La restauration de la fresque réalisée il y a 50 ans par José Luis Zumeta à Usurbil rappelle le rôle de l'art pour la vie d'une nation

En 2018, la grande exposition rétrospective du musée basque de Bayonne, Gaur 1966, l'art basque sous le franquisme, résistance et avant-garde avait souligné le rôle éminent de Zumeta en faveur de la renaissance culturelle du Pays basque. En compagnie d'Amable Arias, Mikel Balerdi, Nestor Basterretxea, Eduardo Chillida, Remigio Mendiburu, Jorge Oteiza, Jose Antonio Sistiaga, Jose Luis Zumeta fut considéré comme le plus grand peintre non figuratif de sa génération.

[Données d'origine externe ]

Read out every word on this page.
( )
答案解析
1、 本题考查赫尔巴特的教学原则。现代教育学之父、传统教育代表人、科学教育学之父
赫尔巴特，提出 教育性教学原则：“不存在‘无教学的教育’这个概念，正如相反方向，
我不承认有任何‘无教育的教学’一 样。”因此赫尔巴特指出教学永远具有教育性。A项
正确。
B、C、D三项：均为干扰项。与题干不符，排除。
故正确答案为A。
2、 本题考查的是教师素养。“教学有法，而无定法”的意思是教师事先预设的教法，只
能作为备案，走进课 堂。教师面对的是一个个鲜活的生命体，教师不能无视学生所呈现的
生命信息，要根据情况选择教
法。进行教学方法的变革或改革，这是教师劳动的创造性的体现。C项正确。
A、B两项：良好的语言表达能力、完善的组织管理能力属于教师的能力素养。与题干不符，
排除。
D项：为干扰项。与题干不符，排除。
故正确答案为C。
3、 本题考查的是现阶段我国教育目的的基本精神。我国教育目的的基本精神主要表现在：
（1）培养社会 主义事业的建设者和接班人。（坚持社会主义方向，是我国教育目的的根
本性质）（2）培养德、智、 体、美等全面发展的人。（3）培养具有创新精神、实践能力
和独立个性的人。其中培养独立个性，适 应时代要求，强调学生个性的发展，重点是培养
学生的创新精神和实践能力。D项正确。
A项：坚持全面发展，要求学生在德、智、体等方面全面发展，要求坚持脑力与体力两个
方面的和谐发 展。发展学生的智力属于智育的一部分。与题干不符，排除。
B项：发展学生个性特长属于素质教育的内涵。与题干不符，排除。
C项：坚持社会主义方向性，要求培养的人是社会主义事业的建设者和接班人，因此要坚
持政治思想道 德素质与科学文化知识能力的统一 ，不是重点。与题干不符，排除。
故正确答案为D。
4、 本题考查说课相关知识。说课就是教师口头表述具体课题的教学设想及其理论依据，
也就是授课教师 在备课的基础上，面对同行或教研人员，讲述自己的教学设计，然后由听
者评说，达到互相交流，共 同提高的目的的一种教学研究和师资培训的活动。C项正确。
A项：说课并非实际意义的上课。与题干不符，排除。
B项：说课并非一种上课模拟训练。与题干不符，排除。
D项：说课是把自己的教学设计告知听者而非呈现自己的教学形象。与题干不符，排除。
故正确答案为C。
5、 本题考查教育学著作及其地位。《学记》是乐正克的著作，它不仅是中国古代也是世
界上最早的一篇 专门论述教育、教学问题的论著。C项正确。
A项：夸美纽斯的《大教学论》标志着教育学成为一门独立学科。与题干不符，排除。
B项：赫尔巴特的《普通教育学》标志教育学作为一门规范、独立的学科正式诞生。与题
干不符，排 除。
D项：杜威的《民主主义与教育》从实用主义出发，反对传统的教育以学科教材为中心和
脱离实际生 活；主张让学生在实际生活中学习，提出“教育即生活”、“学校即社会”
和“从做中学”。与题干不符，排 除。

Dans toute l'Europe comme aux Amériques, l'artiste d'Usurbil connut un brillant parcours international, en demeurant toujours fidèle à la volonté de partager l'art avec le public pour lui offrir de nouvelles perspectives sociales. De fait, Zumeta réalisa des couvertures de livres et des pochettes de disques mémorables, capables de sensibiliser de nouveaux publiques à l'art contemporain. Le peintre abstrait effectua surtout des grandes fresques publiques dont l'énergie communicative vivifièrent le quotidien de certaines villes basques.

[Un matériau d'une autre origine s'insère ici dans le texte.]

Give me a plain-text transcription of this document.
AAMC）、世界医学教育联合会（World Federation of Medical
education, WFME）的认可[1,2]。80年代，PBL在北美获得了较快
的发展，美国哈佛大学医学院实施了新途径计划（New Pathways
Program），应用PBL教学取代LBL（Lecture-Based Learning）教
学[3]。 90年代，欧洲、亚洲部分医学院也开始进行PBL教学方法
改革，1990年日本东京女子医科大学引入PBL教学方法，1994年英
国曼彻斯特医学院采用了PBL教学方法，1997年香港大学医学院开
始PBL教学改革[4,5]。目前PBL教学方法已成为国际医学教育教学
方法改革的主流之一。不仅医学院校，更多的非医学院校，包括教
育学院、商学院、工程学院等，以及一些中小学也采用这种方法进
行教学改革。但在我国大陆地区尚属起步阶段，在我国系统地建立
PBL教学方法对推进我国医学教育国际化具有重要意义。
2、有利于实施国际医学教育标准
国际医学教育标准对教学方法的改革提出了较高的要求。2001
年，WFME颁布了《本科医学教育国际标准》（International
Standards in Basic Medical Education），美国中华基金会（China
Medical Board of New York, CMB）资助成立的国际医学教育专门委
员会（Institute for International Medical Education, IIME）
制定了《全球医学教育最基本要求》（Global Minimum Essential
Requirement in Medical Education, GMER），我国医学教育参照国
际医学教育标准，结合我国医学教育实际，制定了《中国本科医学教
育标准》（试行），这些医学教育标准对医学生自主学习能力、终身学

En 1973, il réalisa son oeuvre la plus ambitieuse à Usurbil, non loin de Donostia : une fresque en céramique de 145 m². Pour ce projet public de grande envergure, le peintre travailla autrement les formes et les volumes. Avec 16 mètres de large sur neuf mètres de haut, cette fresque abstraite, l'une des plus grandes d'Europe, présente de multiples formes qui zigzaguent et de puissantes couleurs. Réalisée au dos de la paroi du fronton municipal, l'oeuvre réunit l'espace traditionnel de la place historique et la nouvelle place en construction à l'époque. Ainsi la fresque incarne la notion d'art pour tous. Sa création renvoie à une expérience publique et collective qui rappelle la façade d'Arantzazu réalisée par Oteiza ou les oeuvres monumentales de Chillida.

Si, en accord avec la récupération des arts traditionnels par le mouvement Arts and Crafts, Zumeta revendique le monde artisan de la céramique, la puissance de son chromatisme et sa maitrise de l'informel répondent à la fièvre de la scène underground américaine, notamment à la rage créatrice de Basquiat.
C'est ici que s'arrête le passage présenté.